FIG. 16 illustrates example embodiment of wall dispenser system in isometric view comprising of mount wall frame 5 with three dispensers described in detail and referenced in FIGS. 1-14. Top dispenser A in an inactive status is displayed with top 2 in closed position, therefore top 2 is blocking an access to the rolled foil sheet 6 and covering an aperture in which the cutting blade 36 resides, therefore preventing accidental injury. Middle dispenser B is displayed in foil drawing position with lifted top 2 allowing to grab the foil from the contact face 38a of the shroud 38 and to pull desired length of foil from the rolled foil sheet 6. Lowering the top 2 until the bottom edge of top body tab 20 touches the stop face 38c of shroud 38 and pulling farther the unwound foil cause cutting the desired length by sharp edge 37 of the cutting blade 36 as illustrated in FIG. 2, and afterward leaving dispenser B in inactive status of dispenser A.
Bottom dispenser C is displayed without the rolled foil sheet 6 where shaft assembly 4 can be removed from the container base 1 by disconnecting pivots 47 accessible only while the top 2 is placed in vertical position. Shaft assembly 4 after being inserted inside the core of the rolled foil sheet 6 replacement may be installed back inside the container body 1 by connecting pivots 47 through the perforations 16 in the side walls 11 of the container body 1. Lowering top 2 into horizontal position put the dispenser C in the inactive status of dispenser A.

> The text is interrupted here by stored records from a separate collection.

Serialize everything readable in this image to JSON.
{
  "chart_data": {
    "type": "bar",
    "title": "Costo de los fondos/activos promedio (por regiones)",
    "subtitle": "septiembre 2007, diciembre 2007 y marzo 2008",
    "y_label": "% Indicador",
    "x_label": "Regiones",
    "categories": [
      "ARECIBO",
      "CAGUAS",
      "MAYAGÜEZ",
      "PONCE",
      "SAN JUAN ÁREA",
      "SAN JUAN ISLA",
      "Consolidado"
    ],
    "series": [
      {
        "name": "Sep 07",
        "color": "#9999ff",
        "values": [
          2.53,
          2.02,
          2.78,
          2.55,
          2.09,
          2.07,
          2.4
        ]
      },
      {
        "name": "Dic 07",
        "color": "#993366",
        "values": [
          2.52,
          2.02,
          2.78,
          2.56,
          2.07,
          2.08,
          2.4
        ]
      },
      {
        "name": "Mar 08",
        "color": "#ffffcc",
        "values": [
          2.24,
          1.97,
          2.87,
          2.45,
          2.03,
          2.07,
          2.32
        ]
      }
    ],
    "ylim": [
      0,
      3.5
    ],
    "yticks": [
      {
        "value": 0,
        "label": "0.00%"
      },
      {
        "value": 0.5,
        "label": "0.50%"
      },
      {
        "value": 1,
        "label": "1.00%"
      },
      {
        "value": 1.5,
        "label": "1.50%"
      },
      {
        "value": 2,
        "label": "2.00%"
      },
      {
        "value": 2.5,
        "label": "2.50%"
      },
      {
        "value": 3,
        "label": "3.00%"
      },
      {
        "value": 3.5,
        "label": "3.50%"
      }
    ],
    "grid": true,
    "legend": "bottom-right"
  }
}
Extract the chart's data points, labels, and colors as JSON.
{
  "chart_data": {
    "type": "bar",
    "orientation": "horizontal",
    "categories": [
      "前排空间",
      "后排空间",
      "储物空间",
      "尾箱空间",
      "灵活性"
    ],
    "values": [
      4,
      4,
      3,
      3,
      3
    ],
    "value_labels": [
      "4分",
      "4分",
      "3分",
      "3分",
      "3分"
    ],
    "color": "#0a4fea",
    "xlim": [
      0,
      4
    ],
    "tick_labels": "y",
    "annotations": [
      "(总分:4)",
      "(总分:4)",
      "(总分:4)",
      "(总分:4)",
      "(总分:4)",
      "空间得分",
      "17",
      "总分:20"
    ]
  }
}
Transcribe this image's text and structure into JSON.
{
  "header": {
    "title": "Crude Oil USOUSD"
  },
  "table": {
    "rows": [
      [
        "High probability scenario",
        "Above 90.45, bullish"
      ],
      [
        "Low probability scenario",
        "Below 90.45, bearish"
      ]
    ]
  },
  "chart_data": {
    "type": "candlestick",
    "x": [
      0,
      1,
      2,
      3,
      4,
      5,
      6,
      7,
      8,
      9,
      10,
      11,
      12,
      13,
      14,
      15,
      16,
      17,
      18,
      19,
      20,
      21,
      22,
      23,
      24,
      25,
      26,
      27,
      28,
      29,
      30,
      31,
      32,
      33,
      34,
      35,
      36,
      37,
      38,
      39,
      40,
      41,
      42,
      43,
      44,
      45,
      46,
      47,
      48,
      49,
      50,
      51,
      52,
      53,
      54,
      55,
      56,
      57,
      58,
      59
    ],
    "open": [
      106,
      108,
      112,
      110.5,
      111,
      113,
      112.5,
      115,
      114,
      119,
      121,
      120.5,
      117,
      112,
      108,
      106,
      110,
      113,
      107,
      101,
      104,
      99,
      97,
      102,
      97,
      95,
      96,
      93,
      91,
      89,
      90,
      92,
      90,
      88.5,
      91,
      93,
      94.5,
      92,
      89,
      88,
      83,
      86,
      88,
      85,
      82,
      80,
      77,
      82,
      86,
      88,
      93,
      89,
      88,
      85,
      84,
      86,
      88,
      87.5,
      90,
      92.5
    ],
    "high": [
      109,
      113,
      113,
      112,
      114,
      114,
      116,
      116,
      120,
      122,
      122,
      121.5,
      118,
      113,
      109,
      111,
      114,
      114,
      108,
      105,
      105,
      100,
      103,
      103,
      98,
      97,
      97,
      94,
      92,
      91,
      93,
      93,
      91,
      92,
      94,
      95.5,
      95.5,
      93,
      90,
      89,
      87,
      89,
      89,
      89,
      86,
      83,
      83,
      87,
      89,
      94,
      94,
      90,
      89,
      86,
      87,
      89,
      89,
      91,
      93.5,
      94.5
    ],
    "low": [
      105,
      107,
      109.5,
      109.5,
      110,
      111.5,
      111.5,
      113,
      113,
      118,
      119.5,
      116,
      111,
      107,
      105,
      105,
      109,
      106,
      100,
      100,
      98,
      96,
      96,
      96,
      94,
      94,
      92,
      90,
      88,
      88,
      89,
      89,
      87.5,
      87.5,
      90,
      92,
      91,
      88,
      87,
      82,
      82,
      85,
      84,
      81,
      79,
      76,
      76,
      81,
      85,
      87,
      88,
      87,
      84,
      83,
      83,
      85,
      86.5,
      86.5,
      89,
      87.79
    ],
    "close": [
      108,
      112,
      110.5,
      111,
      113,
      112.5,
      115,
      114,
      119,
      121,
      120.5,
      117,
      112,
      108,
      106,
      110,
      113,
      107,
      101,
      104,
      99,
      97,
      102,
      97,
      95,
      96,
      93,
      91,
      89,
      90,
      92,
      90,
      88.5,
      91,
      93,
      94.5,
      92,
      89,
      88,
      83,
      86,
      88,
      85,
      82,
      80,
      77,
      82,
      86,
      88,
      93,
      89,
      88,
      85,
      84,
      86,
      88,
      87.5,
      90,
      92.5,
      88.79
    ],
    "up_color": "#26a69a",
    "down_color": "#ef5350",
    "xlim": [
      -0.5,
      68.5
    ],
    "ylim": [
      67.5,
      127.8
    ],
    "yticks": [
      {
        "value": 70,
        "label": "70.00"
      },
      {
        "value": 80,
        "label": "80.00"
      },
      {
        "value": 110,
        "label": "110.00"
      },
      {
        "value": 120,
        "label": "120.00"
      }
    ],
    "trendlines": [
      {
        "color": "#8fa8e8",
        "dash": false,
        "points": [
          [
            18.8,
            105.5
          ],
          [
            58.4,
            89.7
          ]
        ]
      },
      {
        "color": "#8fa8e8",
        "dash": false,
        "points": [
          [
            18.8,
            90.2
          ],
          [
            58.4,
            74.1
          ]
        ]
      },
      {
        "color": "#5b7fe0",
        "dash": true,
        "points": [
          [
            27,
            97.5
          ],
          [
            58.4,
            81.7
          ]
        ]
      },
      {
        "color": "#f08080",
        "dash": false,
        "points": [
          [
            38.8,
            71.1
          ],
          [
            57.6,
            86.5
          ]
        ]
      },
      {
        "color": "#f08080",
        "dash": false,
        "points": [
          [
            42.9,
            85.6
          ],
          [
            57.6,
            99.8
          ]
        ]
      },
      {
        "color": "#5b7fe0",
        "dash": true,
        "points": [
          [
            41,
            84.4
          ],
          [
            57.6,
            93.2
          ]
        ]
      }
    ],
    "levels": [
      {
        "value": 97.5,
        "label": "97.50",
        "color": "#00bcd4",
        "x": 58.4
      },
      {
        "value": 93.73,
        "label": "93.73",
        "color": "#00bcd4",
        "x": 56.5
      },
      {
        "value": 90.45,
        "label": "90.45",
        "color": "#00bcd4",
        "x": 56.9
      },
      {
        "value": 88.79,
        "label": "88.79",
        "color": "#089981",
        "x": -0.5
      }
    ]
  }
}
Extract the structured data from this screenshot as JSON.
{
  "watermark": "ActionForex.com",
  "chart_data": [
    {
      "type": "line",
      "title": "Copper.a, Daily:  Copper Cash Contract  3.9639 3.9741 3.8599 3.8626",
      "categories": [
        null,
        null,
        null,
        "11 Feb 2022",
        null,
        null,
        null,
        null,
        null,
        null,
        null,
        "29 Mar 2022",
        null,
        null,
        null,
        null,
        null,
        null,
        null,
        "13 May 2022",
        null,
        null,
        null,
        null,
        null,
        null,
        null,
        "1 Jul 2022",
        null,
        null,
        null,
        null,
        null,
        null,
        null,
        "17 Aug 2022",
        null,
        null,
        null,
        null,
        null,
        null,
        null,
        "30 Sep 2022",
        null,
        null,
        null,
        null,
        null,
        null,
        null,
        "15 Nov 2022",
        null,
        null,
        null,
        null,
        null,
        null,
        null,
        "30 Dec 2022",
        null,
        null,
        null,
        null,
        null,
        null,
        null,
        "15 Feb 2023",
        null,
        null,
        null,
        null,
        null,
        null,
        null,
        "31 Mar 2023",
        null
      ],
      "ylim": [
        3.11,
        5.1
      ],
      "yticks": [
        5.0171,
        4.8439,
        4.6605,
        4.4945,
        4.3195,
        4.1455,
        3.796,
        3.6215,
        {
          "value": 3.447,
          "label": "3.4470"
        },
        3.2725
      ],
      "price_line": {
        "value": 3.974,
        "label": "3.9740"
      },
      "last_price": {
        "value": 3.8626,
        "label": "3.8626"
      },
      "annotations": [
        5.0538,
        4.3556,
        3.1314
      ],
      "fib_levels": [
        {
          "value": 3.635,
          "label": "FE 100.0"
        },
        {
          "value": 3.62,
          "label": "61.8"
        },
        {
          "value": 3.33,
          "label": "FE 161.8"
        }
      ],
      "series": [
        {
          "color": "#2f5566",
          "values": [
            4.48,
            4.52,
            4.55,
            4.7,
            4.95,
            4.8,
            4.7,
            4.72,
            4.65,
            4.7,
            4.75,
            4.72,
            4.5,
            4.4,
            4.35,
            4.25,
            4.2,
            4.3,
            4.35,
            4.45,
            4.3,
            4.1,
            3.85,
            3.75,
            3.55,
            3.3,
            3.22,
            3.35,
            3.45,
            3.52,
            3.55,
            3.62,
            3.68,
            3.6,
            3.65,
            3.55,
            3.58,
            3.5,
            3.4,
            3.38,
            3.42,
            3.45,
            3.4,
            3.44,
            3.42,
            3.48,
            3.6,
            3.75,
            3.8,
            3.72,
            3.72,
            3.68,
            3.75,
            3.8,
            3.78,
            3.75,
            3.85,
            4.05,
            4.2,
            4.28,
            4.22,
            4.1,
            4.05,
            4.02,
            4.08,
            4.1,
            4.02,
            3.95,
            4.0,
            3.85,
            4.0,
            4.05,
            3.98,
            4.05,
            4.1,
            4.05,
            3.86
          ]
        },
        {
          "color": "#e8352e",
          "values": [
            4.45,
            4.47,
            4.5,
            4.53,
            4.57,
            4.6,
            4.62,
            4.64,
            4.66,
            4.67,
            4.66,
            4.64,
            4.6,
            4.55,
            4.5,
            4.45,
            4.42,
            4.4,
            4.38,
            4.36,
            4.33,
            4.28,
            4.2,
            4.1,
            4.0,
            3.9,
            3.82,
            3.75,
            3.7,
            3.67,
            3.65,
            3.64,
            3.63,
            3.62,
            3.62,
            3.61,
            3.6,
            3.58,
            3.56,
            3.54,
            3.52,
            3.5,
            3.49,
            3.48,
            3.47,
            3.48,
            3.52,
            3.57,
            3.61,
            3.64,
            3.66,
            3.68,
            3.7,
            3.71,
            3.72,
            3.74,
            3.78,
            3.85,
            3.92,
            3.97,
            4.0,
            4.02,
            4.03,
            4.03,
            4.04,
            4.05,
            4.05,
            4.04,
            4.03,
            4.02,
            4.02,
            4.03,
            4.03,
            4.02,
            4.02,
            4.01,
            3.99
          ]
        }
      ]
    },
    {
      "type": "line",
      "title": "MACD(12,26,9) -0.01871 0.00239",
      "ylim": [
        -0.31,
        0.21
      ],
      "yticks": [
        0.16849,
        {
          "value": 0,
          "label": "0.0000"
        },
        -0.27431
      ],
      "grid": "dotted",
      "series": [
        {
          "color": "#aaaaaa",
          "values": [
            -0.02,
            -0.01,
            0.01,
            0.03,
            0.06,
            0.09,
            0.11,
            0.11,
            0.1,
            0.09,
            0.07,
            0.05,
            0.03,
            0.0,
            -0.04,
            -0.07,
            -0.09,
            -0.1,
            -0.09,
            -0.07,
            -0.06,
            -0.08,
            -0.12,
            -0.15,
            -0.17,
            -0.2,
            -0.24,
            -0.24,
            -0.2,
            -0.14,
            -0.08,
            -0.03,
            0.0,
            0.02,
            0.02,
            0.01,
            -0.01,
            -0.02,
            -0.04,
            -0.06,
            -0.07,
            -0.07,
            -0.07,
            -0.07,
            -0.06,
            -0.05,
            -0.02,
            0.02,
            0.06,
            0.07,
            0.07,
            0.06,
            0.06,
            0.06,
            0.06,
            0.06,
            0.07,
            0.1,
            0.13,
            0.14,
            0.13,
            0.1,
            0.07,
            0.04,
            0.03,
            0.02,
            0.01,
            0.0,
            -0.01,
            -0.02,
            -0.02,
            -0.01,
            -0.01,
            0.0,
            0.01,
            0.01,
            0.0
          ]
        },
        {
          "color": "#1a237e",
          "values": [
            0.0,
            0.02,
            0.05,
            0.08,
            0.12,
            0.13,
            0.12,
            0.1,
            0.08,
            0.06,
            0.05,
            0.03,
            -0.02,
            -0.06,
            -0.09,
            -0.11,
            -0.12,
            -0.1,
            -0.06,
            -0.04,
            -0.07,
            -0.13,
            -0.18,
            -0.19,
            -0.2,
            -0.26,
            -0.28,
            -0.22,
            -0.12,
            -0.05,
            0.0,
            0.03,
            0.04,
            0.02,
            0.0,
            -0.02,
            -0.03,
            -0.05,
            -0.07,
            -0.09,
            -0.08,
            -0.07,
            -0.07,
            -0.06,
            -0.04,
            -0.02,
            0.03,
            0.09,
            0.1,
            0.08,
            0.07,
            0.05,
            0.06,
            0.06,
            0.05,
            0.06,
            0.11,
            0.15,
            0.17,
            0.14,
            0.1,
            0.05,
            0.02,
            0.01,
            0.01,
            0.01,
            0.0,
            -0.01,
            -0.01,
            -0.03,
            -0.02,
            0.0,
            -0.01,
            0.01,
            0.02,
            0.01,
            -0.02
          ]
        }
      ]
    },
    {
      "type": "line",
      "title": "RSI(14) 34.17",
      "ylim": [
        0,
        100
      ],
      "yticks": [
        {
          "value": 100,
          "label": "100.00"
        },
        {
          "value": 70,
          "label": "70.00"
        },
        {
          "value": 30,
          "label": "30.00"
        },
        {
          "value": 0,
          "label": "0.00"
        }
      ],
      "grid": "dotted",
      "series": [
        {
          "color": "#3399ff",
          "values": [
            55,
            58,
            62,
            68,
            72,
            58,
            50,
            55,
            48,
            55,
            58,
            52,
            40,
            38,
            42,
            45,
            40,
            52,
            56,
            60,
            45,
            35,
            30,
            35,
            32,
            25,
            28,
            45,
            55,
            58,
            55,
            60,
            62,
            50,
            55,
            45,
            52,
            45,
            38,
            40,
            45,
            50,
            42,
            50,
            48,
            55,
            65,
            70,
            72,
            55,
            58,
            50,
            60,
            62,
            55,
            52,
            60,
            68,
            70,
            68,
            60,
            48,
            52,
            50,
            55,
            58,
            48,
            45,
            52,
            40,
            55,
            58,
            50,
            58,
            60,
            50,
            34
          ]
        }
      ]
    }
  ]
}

The above embodiment of the invention of the dispenser for rolled foil and wall assembly, in which the scope of the invention being described and illustrated hitherto, is determined only by the appended claims, therefore variations in the materials and techniques utilized in construing the apparatus, when obvious and known by the person knowledgeable in the subject, deems invention valid.